The following categories were eligible for China Campaign Medal:
- military personnel of army and navy;
- non-combatants, i.e. military and state officials who planned operations, ship crews responsible for transportation of troops and munitions;
- those wounded and fallen ill during military campaign.
Frontline soldiers were decorated with China Campaign Medal for military personnel (China-Denkmünze für Kämpfer) that was made of brass or gilt copper. China Campaign Medal for non-combatants (China-Denkmünze für Nicht-Kämpfer) made of polished steel, silvered brass and silver was awarded to non-combatants. Silver medals were unofficial having been struck by private manufacturers.
Design of the medal was made by a sculptor from Berlin Walter Schott (18.09.1861 – 02.09.1938) based on a project prepared by Wilhelm II himself. China Campaign Medal is a typically drop-shaped one, 35x32 mm with a hole for suspension in its upper part.
Obverse of both types of medal was encircled by a laurel wreath and showed an allegoric composition of a victorious crowned German eagle with spread wings holding a defeated Chinese dragon in its claws.

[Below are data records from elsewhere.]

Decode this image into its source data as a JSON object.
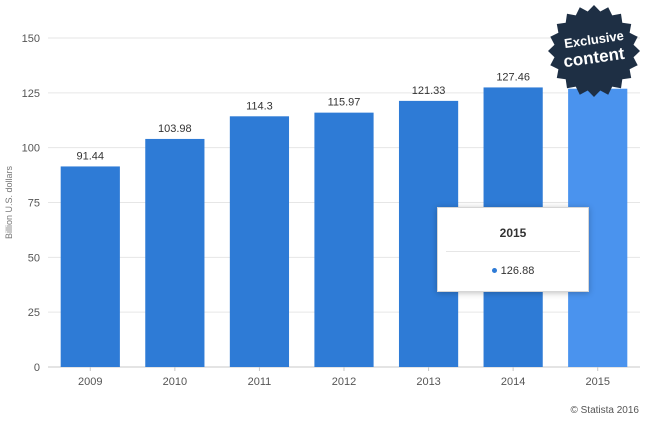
{
  "chart_data": {
    "type": "bar",
    "categories": [
      "2009",
      "2010",
      "2011",
      "2012",
      "2013",
      "2014",
      "2015"
    ],
    "values": [
      91.44,
      103.98,
      114.3,
      115.97,
      121.33,
      127.46,
      126.88
    ],
    "data_labels": [
      "91.44",
      "103.98",
      "114.3",
      "115.97",
      "121.33",
      "127.46",
      ""
    ],
    "ylabel": "Billion U.S. dollars",
    "ylim": [
      0,
      150
    ],
    "yticks": [
      "0",
      "25",
      "50",
      "75",
      "100",
      "125",
      "150"
    ],
    "grid": true,
    "highlighted_category": "2015",
    "colors": {
      "bar": "#2e7bd6",
      "highlight": "#4a93ee",
      "grid": "#e6e6e6",
      "axis_text": "#555555"
    }
  },
  "tooltip": {
    "title": "2015",
    "value": "126.88"
  },
  "badge": {
    "line1": "Exclusive",
    "line2": "content",
    "color": "#1e2f44"
  },
  "source": "© Statista 2016"
}
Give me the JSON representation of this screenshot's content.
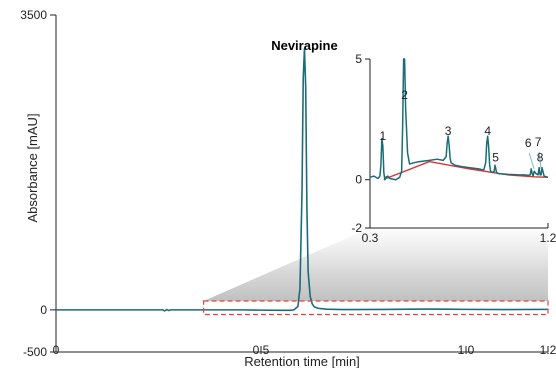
{
  "chart_data": [
    {
      "type": "line",
      "id": "main",
      "xlabel": "Retention time [min]",
      "ylabel": "Absorbance [mAU]",
      "xlim": [
        0,
        1.2
      ],
      "ylim": [
        -500,
        3500
      ],
      "x_ticks": [
        0,
        0.5,
        1.0,
        1.2
      ],
      "x_tick_labels": [
        "0",
        "0.5",
        "1.0",
        "1.2"
      ],
      "y_ticks": [
        -500,
        0,
        3500
      ],
      "y_tick_labels": [
        "-500",
        "0",
        "3500"
      ],
      "annotation": "Nevirapine",
      "annotation_x": 0.606,
      "line_color": "#1a6d78",
      "zoom_box": {
        "x": [
          0.36,
          1.2
        ],
        "y": [
          -55,
          105
        ],
        "color": "#e84040"
      },
      "series": [
        {
          "x": [
            0,
            0.26,
            0.265,
            0.27,
            0.275,
            0.28,
            0.45,
            0.5,
            0.55,
            0.57,
            0.58,
            0.59,
            0.595,
            0.6,
            0.603,
            0.606,
            0.609,
            0.612,
            0.615,
            0.62,
            0.625,
            0.63,
            0.64,
            0.66,
            0.7,
            0.8,
            0.9,
            0.95,
            1.0,
            1.1,
            1.2
          ],
          "y": [
            0,
            0,
            -12,
            4,
            -8,
            0,
            0,
            -3,
            -5,
            -5,
            0,
            40,
            250,
            1400,
            2750,
            3100,
            2650,
            1200,
            450,
            160,
            70,
            35,
            18,
            8,
            4,
            5,
            10,
            8,
            6,
            4,
            6
          ]
        }
      ]
    },
    {
      "type": "line",
      "id": "inset",
      "xlim": [
        0.3,
        1.2
      ],
      "ylim": [
        -2,
        5
      ],
      "x_ticks": [
        0.3,
        1.2
      ],
      "x_tick_labels": [
        "0.3",
        "1.2"
      ],
      "y_ticks": [
        -2,
        0,
        5
      ],
      "y_tick_labels": [
        "-2",
        "0",
        "5"
      ],
      "peak_labels": [
        {
          "label": "1",
          "x": 0.365,
          "y": 1.65
        },
        {
          "label": "2",
          "x": 0.475,
          "y": 3.35
        },
        {
          "label": "3",
          "x": 0.695,
          "y": 1.85
        },
        {
          "label": "4",
          "x": 0.895,
          "y": 1.85
        },
        {
          "label": "5",
          "x": 0.935,
          "y": 0.75
        },
        {
          "label": "6",
          "x": 1.1,
          "y": 1.35
        },
        {
          "label": "7",
          "x": 1.15,
          "y": 1.4
        },
        {
          "label": "8",
          "x": 1.16,
          "y": 0.75
        }
      ],
      "leader_lines": [
        {
          "from_x": 1.105,
          "from_y": 1.1,
          "to_x": 1.13,
          "to_y": 0.45
        },
        {
          "from_x": 1.155,
          "from_y": 1.15,
          "to_x": 1.165,
          "to_y": 0.45
        }
      ],
      "series": [
        {
          "name": "trace",
          "x": [
            0.3,
            0.32,
            0.34,
            0.35,
            0.355,
            0.36,
            0.365,
            0.37,
            0.375,
            0.38,
            0.39,
            0.4,
            0.43,
            0.45,
            0.46,
            0.465,
            0.47,
            0.475,
            0.48,
            0.49,
            0.5,
            0.52,
            0.55,
            0.6,
            0.64,
            0.67,
            0.685,
            0.69,
            0.695,
            0.7,
            0.705,
            0.71,
            0.73,
            0.76,
            0.8,
            0.85,
            0.875,
            0.885,
            0.89,
            0.895,
            0.9,
            0.905,
            0.91,
            0.92,
            0.928,
            0.932,
            0.936,
            0.94,
            0.95,
            1.0,
            1.05,
            1.08,
            1.1,
            1.11,
            1.115,
            1.12,
            1.125,
            1.13,
            1.14,
            1.15,
            1.155,
            1.16,
            1.165,
            1.17,
            1.18,
            1.2
          ],
          "y": [
            0.1,
            0.15,
            0.05,
            0.15,
            0.6,
            1.7,
            1.4,
            0.3,
            0.0,
            0.1,
            0.15,
            0.05,
            0.0,
            0.1,
            0.35,
            2.2,
            5.2,
            5.2,
            3.0,
            1.1,
            0.65,
            0.7,
            0.75,
            0.8,
            0.85,
            0.8,
            0.95,
            1.5,
            1.8,
            1.45,
            0.9,
            0.7,
            0.6,
            0.55,
            0.5,
            0.45,
            0.4,
            0.7,
            1.5,
            1.8,
            1.35,
            0.6,
            0.35,
            0.3,
            0.35,
            0.6,
            0.45,
            0.3,
            0.25,
            0.22,
            0.2,
            0.2,
            0.18,
            0.2,
            0.45,
            0.25,
            0.15,
            0.35,
            0.25,
            0.2,
            0.5,
            0.2,
            0.2,
            0.5,
            0.15,
            0.1
          ]
        },
        {
          "name": "baseline",
          "x": [
            0.37,
            0.38,
            0.46,
            0.6,
            0.8,
            1.0,
            1.13,
            1.2
          ],
          "y": [
            0.0,
            0.05,
            0.3,
            0.75,
            0.45,
            0.2,
            0.12,
            0.1
          ],
          "color": "#e03030"
        }
      ]
    }
  ]
}
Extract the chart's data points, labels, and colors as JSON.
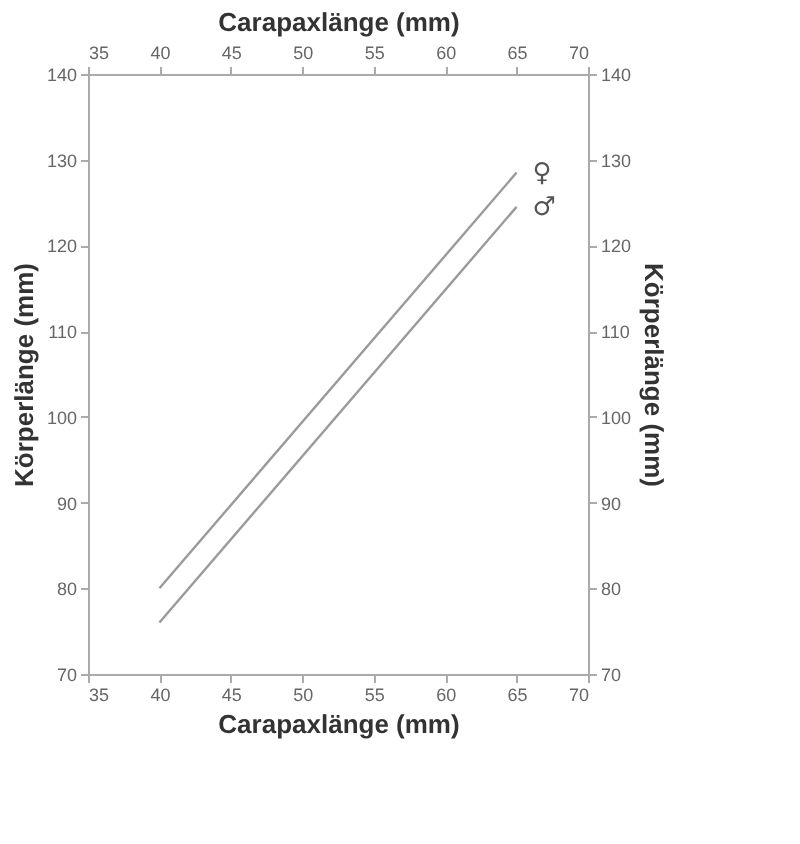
{
  "chart_data": {
    "type": "line",
    "xlabel": "Carapaxlänge (mm)",
    "x2label": "Carapaxlänge (mm)",
    "ylabel": "Körperlänge (mm)",
    "y2label": "Körperlänge (mm)",
    "x": [
      40,
      65
    ],
    "series": [
      {
        "name": "♀",
        "color": "#9a9a9a",
        "values": [
          80,
          128.5
        ]
      },
      {
        "name": "♂",
        "color": "#9a9a9a",
        "values": [
          76,
          124.5
        ]
      }
    ],
    "xlim": [
      35,
      70
    ],
    "xticks": [
      35,
      40,
      45,
      50,
      55,
      60,
      65,
      70
    ],
    "x2lim": [
      35,
      70
    ],
    "x2ticks": [
      35,
      40,
      45,
      50,
      55,
      60,
      65,
      70
    ],
    "ylim": [
      70,
      140
    ],
    "yticks": [
      70,
      80,
      90,
      100,
      110,
      120,
      130,
      140
    ],
    "y2lim": [
      70,
      140
    ],
    "y2ticks": [
      70,
      80,
      90,
      100,
      110,
      120,
      130,
      140
    ],
    "grid": false,
    "marker": "none",
    "line_style": "solid"
  }
}
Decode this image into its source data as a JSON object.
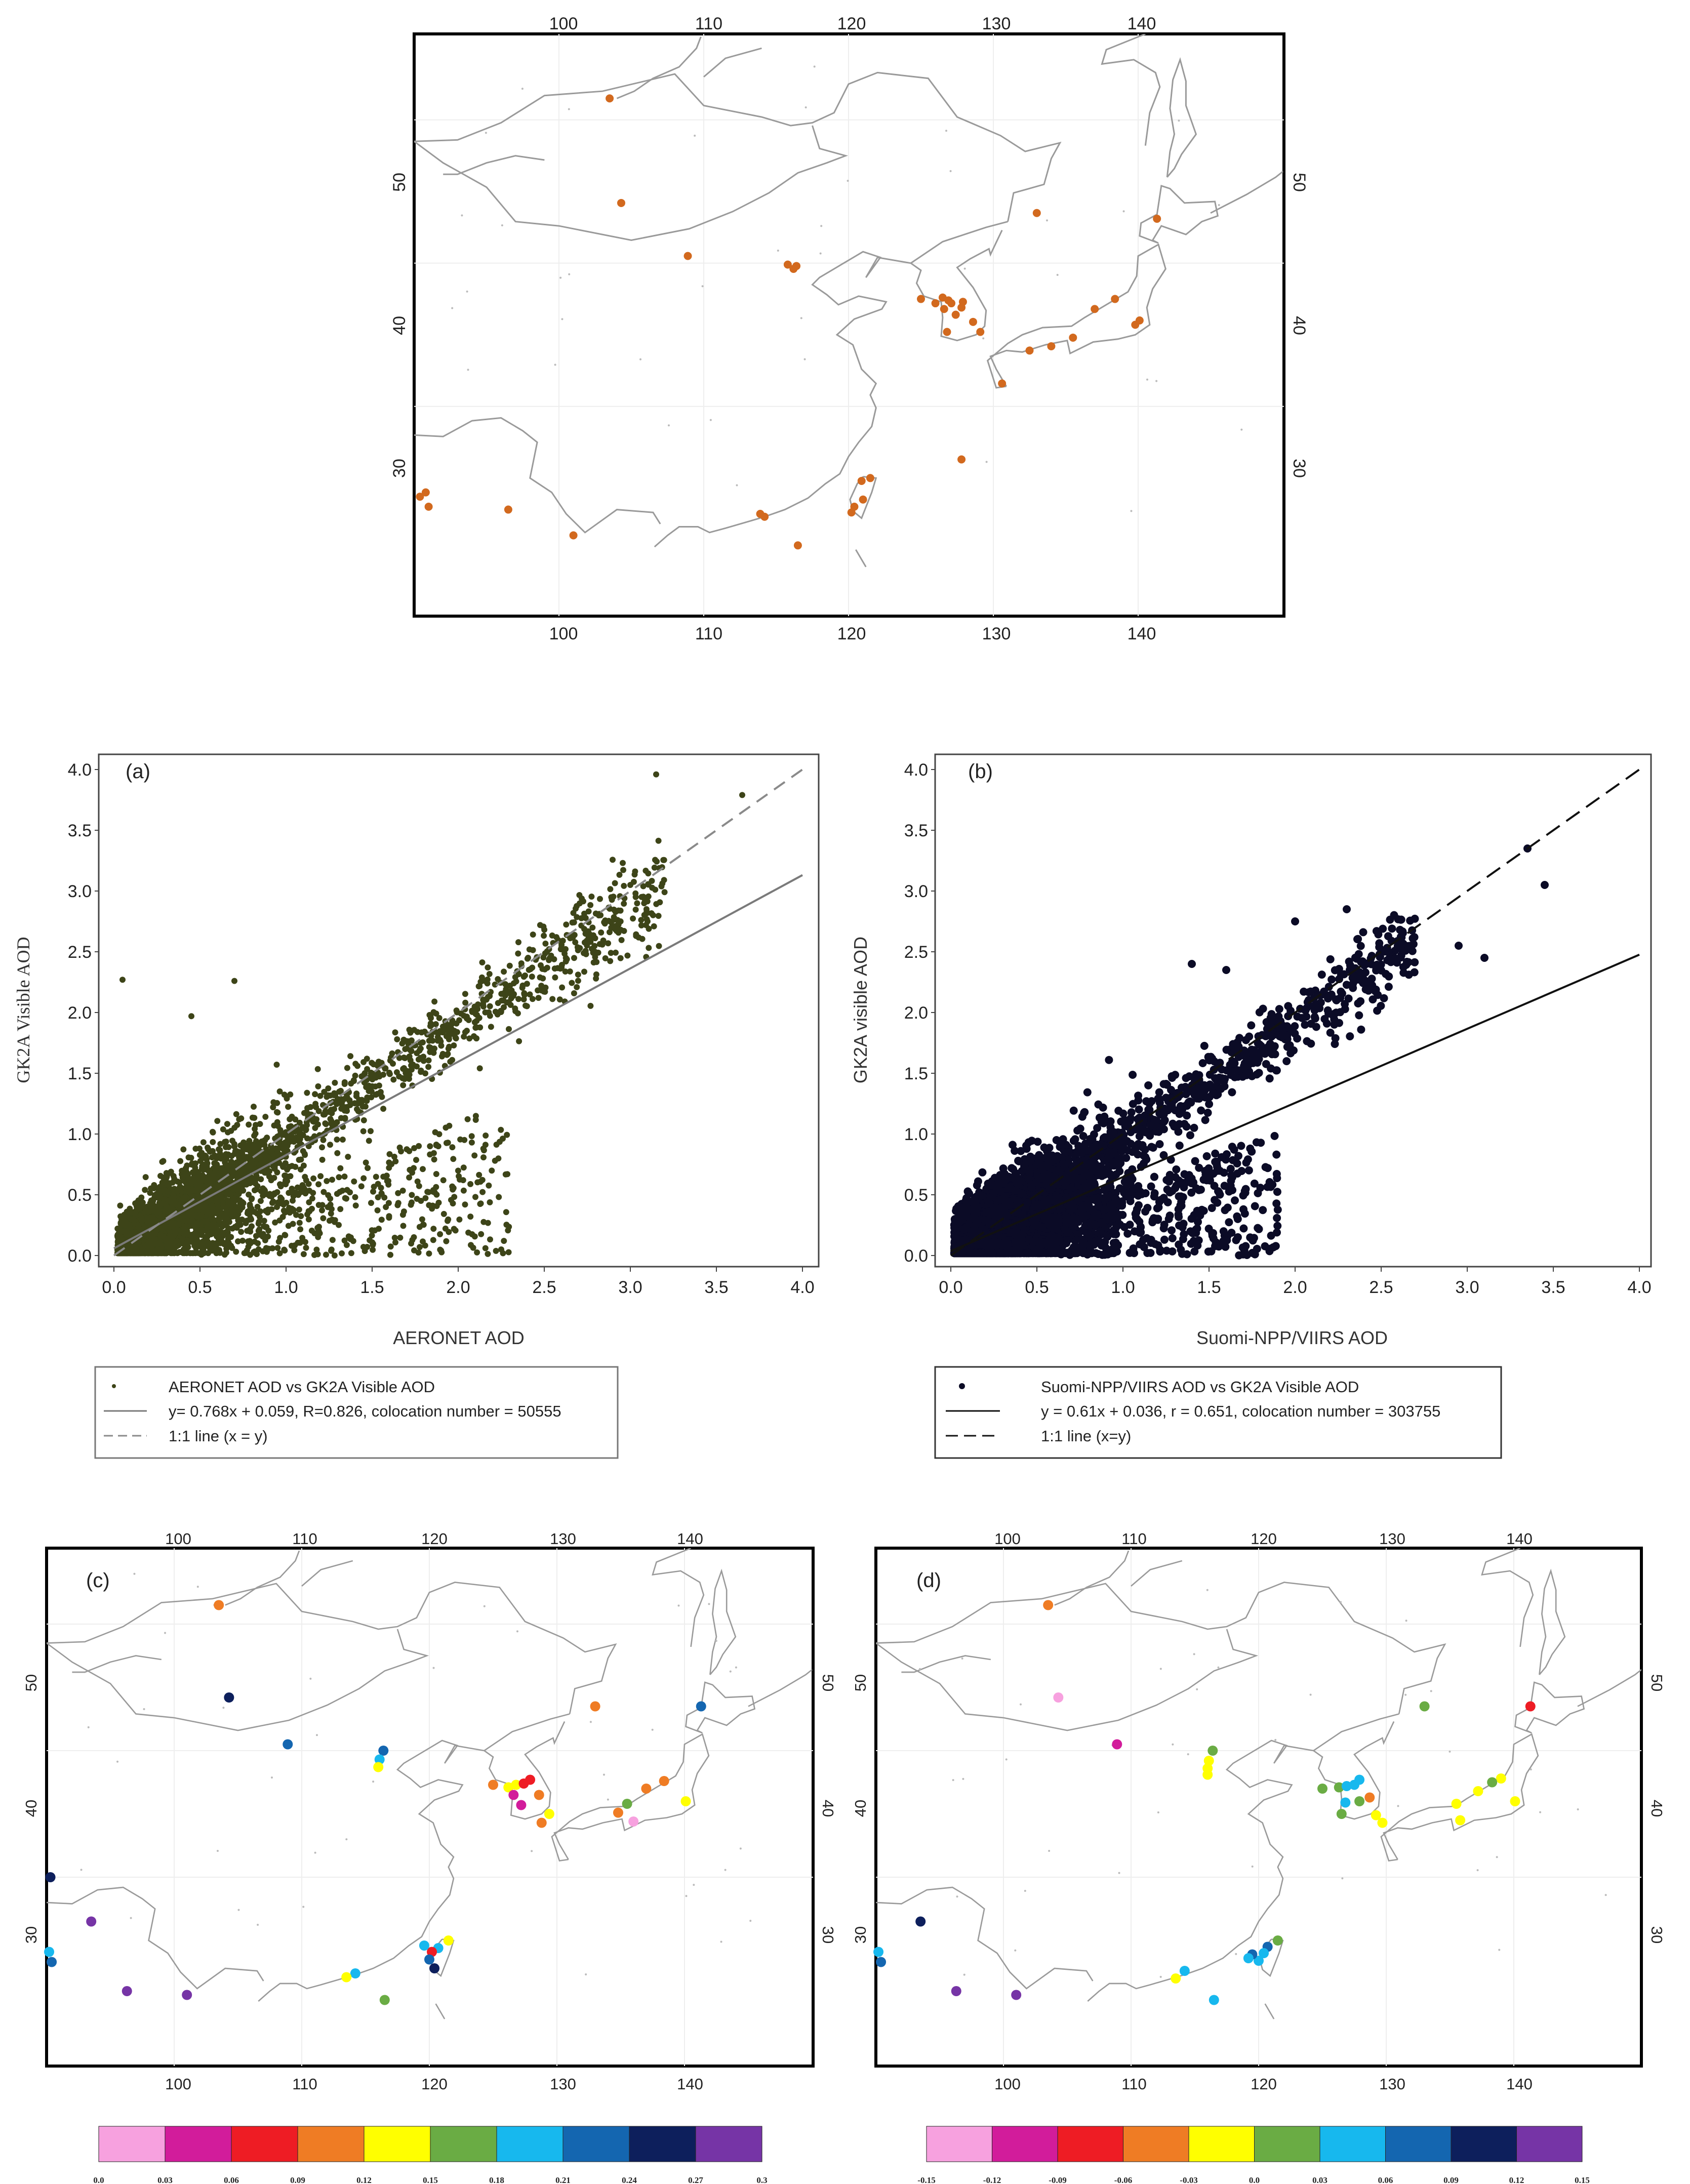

Reverse of the China Campaign Medal for military personnel was encircled by a laurel wreath and had a crowned cipher of Wilhelm II placed in the centre and two inscriptions: “To the victorious fighters” (“Den Siegreichen Streitern”) in its upper part and “1900 China
Reverse of the China Campaign Medal for non-combatants was encircled by a laurel wreath and had a crowned cipher of Wilhelm II placed in the centre and inscription “For the service during an expedition to China” (“Verdienst um die Expedition nach China”) as well as a small five-pointed star at the bottom.
China Campaign Medal was issued by the only official manufacturer, Stuttgart-based “Mayer & Wilhelm” and several private companies.
Ribbon was white with central wide yellow vertical stripe and two thinner black and red stripes at both edges.
Approximate number of awards: 50,000 (combatant medal) and 6,000 (non-combatant medal).
Numerous battle clasps made of brass were authorized for private purchase by veterans of China campaign upon presentation of documents certifying participation in corresponding battles.
Nevertheless violations of the above-mentioned regulations are widely known. There’s photographic evidence of wearing of battle clasps on ribbon of medals for non-combatants, wearing of specific battle clasps by unauthorized military personnel, e.g. illegal wearing of “Peking” bar that was initially introduced for 251 soldiers only from III Seebataillon who served under Leutnant Graf von Soden at the siege of the foreign legations in Peking.
Totally 13 battle clasps were instituted officially: FOUPHING, HOPHU, HUOLU, KALGAN, KAUMI, KITCHOU, LIANG-HSIANG-HSIEN, PEITANG-FORTS, PEKING, SEYMOURE-EXPEDITION, TAKU, TIENTSIN, TSEKINGKWAN.
As a rule wearing of a single clasp is quite rare since most medals are accompanied with several bars.
At least 16 unofficially manufactured clasps are known: 1900, 1900-1901, 1900-01, 1901, CHOUCHOUANG, KUAN-TSCHANG, LANG-FANG, NANKUANTO, NAN-HUNG-MEN, OSTASIA EXPED KPS, PEITANG FORTS (spelling variant of an official clasp), PEITZANG, TONGKU, TSCHÖNGLING, TSUHANG, TSUHANG-TSCHÖNGLING.
Due to a number of manufacturers these unofficial clasps differed in script used, height and size of letters as well as in distance between letters. Some bars were even privately engraved in fine calligraphic italic letters.
Two different attachment methods existed: slip-on and by prongs of various types.